For those of you having issues related with OpenSSL::Cipher::CipherError please look at the documentation here: https://docs.gitlab.com/ee/administration/raketasks/doctor.html#verify-database-values-can-be-decrypted-using-the-current-secrets

1 Like

Hi, that was not the case :frowning:

I had gitlab running on a single node, simple yum install gitlab-ci, was running for a while, then it started having some issues with upgrade (I think “registry” was added so the https keys were not loading properly) and I had to manually after every upgrade “fix” the config by pointing registry to proper https keys… then I decided to move the gitlab from host to vm for easier backup as the whole system started to be super important, so what we do is backup-etc + backup, installed it on vm, restored etc and backup (so rb files are copied to new system), restored backup and everything worked ok, did few upgrades, everything worked ok, and then this upgrade came trying to do a filesystem migration that crashed big time. I had ~25 repos there, 2 of them had wiki pages, 2-3 of them were already on the hash system and all others on the old system. After migration, all repos in the “old system” were empty (empty folders) but no repos except those that were on hashed before were visible. starting migration again was crashing with this crypto error, I then

UPDATE projects SET runners_token = null, runners_token_encrypted = null;
UPDATE namespaces SET runners_token = null, runners_token_encrypted = null;
UPDATE application_settings SET runners_registration_token_encrypted = null;
UPDATE ci_runners SET token = null, token_encrypted = null;

and started the migrate again
all repos became visible now, the 2 repos with wiki had empty wiki
I checked filesystem, those 2 repos that had wiki now had repo.wiki (empty) folder in the old filesystem repo format, I tried few things to restore wiki but could not do it, the repos were also in the old format and migrate were not moving them to hashed. then I deleted the .wiki folder and run migration again, the repos migrated successfully to hashed and wiki automagically got restored…

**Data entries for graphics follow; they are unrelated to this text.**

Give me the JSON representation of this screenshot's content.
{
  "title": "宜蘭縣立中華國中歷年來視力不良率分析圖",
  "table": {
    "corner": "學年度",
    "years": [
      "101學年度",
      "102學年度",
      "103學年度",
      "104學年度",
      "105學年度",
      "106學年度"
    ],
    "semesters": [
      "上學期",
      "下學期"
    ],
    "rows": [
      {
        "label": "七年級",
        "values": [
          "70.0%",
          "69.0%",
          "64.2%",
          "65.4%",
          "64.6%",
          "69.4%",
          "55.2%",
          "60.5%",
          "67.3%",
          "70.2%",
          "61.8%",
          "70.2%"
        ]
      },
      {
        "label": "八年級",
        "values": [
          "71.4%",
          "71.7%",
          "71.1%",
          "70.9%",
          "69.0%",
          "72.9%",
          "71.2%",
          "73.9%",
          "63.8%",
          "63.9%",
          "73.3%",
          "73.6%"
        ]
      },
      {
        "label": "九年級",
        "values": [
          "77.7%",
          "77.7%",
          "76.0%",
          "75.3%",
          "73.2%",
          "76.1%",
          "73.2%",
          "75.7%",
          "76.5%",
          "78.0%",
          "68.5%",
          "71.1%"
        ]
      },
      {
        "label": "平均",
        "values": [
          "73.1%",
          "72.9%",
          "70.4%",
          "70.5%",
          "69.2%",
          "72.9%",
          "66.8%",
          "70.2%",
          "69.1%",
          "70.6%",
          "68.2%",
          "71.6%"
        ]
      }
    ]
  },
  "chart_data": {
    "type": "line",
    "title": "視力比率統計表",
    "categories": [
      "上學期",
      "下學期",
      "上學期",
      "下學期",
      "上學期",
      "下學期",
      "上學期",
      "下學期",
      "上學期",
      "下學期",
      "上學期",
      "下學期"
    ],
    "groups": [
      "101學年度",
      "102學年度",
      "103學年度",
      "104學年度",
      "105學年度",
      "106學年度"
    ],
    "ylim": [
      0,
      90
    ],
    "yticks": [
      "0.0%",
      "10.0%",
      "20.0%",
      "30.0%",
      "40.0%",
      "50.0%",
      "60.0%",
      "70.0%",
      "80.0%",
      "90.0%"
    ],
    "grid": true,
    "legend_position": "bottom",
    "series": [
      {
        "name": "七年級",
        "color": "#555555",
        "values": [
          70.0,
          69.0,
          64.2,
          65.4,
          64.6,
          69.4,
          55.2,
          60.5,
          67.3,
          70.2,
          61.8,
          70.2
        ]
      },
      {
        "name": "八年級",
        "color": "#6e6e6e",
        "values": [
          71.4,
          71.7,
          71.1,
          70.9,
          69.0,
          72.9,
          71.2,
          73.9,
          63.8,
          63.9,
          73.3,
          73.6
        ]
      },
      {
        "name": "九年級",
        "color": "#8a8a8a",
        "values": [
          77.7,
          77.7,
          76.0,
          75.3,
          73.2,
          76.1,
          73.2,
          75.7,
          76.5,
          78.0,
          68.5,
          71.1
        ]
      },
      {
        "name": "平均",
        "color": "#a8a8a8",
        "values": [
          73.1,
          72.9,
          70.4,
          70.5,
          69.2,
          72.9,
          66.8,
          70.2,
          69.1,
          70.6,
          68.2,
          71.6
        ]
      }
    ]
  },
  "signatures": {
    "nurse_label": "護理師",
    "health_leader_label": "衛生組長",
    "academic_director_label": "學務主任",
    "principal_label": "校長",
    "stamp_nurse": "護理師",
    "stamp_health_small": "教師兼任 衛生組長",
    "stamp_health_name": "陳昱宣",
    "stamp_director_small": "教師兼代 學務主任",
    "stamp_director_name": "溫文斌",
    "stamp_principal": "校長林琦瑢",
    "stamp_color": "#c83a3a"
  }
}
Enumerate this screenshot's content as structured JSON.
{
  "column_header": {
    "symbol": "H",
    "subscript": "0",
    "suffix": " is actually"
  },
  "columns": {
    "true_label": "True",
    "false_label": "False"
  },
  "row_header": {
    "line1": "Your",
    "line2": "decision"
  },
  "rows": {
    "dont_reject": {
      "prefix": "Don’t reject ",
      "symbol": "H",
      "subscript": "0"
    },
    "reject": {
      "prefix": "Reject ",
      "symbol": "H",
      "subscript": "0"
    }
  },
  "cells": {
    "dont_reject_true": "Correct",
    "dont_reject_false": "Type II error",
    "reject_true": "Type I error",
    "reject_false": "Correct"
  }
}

so I’m now fully functional but can’t say I’m very confident in gitlab after the whole ordeal :frowning: so I’m manually backing up the whole VM non stop and storing those backups… not very optimal but…

1 Like

When you backup and restore, you also need to copy the secrets, as they are not part of the backup : https://docs.gitlab.com/ee/raketasks/backup_restore.html#storing-configuration-files

I think we should consider a solution to be able to store them inside the backup files as well. I will create an issue to follow up on that.